Hoggard noted that there are many long-term benefits from implementing the new authentication option.
“As far as a platform, we are really starting to utilize it as this central place for authentication,” he said. “We're looking at the various benefits of what the different multi-factor methods might be, and some of the step up type options for when we think that there is increased risk based on where someone is coming from, or what they're doing, or what time of the day it might be.”
SCCA is looking at some of those features as well to enhance security. Furthermore, while still in the early stages, SCCA has already taken advantage of the self-service password reset functionality, Hoggard said. That was really done for folks who were remote and who have already onboarded themselves within the multi-factor system.

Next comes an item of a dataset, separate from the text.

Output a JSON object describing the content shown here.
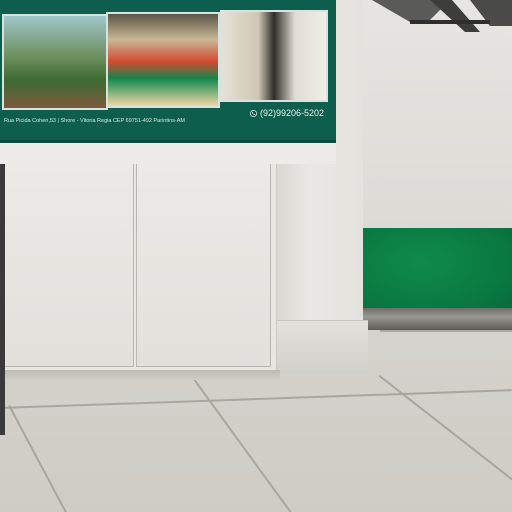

Now, if they need to reset their password for whatever reason, they can do that through other mechanisms. For someone who's sitting at one of SCCA’s computers, that won't help them because they still have to have logged in to get to the portal.
He added that SCCA is also looking at a Microsoft login modification, so users can do that during their login prompt. Hopefully, it will cut down on service desk calls for more password resets, Hoggard explained, even though there has already been a benefit of having the self-service password reset portal.
Considerations when looking for an authentication option
Finding a platform that presents numerous options is one thing that healthcare organizations looking for multi-factor authentication solutions should consider, Hoggard said.
“The more options you have for your users, the better experience they'll have,” he explained. “They'll find their preferred method, and having the newer adaptive qualities, they can cut down on the qualities typically seen as leading to a negative user experience.”
An ideal point to get to with data security and user experience is one without passwords, and to go beyond two-factor authentication and have “many, many factors,” according to Hoggard. Instead, user behavior will dictate authentication.
For example, how users move their mouse, where they’re located, are all parts that make up a user’s true identity.
“Then we can really enhance our level of security while still making it easier on the person, rather than remembering 20 different usernames and passwords that you have for all these different applications,” Hoggard said. “Looking at someone who's really forward looking at these adaptive authentication options can really cut down on issues of user acceptance, as well as keep a high degree of security and confidence that you're not letting the wrong people in.”